In a groundbreaking judgement handed down by Judge Henney J and Thulare J, the Court affirmed the right of our client and women to freely speak about violence without being gagged and silenced. The Judgement explained that our client, in speaking about her experience of rape, was “trying to be heard, to find healing and to protect others from suffering the same fate” and that she has the “right to speak out and express herself about the experiences she had endured”.
The Court further found that a negative inference cannot be drawn in instances where a women has not laid a criminal charge against their perpetrator. The High Court agreed and highlighted the principles established by the Constitutional Court in another case in which the WLC participated as amicus curiae, Levenstein and Others v Estate of the Late Sidney Lewis Frankel and Others, which stated that the systematic sexual exploitation of women and children depends on secrecy, fear and shame. This acknowledges how women are threatened and shamed into silence which makes it impossible for victims to report what happened even to friends and loved ones, let alone state officials. The Court found that the magistrate in granting the protection order against our client in which he gagged and silenced her, perpetuated the notion that women who survive violence should not speak out, should remain silent about their experiences, and should be careful of who they speak to.
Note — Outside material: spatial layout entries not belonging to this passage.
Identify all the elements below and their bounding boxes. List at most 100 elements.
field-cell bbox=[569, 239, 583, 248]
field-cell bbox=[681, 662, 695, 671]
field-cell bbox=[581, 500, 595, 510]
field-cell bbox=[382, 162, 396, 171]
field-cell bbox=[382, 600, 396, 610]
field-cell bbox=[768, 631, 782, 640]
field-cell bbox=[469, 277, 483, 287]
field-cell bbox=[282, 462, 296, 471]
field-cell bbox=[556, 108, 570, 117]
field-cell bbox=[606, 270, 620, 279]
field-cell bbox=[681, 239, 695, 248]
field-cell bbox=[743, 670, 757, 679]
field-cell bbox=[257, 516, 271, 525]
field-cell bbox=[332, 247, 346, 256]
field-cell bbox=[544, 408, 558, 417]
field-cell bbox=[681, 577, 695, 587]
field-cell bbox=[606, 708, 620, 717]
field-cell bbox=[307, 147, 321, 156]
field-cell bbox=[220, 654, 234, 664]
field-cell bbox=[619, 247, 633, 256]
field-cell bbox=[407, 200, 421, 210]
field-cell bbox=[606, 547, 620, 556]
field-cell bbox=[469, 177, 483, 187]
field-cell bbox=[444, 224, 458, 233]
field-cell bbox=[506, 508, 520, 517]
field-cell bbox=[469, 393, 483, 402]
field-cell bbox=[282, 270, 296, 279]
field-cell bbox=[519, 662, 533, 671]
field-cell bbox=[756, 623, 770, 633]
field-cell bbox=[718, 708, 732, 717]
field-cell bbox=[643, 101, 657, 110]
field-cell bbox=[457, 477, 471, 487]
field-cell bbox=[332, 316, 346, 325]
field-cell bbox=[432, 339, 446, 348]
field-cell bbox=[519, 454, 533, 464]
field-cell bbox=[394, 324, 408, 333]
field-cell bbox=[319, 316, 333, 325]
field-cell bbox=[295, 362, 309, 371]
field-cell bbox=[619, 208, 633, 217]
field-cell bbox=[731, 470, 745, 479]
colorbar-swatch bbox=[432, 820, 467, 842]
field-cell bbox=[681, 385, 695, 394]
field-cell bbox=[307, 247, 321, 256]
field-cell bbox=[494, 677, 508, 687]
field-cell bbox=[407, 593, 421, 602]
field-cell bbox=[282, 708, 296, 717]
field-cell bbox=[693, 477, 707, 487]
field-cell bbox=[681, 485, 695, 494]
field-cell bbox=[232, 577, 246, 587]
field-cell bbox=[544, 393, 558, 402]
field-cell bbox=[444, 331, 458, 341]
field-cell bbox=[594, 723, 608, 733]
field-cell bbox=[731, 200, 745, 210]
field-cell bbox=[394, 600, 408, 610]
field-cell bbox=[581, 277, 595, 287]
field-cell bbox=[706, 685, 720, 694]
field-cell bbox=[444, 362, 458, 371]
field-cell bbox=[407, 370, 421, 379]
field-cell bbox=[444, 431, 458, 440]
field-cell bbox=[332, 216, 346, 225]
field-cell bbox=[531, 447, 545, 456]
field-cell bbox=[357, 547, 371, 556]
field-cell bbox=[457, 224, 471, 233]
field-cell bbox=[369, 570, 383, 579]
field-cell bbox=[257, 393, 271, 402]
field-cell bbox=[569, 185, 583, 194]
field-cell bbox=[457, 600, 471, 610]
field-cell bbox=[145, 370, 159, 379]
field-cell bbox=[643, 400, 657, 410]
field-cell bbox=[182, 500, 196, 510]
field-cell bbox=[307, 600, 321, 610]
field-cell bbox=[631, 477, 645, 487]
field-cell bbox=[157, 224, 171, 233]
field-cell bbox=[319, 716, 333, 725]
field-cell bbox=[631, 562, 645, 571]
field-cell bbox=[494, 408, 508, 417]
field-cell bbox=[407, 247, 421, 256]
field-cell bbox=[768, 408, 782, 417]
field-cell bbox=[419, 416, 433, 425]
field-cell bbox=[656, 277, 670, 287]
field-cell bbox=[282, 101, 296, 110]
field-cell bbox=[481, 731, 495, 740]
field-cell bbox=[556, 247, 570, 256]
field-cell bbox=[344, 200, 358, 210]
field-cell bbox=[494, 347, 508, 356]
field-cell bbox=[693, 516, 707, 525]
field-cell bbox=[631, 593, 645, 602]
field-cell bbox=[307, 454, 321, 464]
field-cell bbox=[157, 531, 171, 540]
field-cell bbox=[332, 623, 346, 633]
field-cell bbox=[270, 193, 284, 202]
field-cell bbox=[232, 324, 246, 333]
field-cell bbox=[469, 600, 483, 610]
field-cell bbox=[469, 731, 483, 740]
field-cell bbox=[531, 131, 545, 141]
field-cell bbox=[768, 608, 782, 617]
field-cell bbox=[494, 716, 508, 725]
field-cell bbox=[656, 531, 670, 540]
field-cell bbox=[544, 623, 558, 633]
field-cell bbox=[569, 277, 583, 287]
The High Court, having heard all the facts as presented by our client before them, further stated that there was no reason to doubt our client’s version and that the magistrate misdirected himself and was wrong in drawing a negative inference from the fact that there were no criminal charges laid against the respondent or conviction against him for rape. The High Court directly stated that “there was no need for her to lay a charge against him and to have him prosecuted and convicted to be labelled as a rapist based on the evidence of this case”. This affirms that the lack or absence of a conviction does not render a fact that has happened untrue or nonexistent especially in cases of rape where it has been judicially recognised that most victims of rape do not report rape to the police. We are encouraged by this because it affirms the WLC’s intersectional approach towards sexual violence and centering the lived realities of women and their experiences at the forefront of any litigation.
We continue our efforts to ensure that women who experience sexual violence are not gagged, and silenced through abusive court processes that weaponise the law against them. We look forward to courts continuing to apply the lived reality of women and an intersectional feminist approach in their adjudication of sexual offences matters.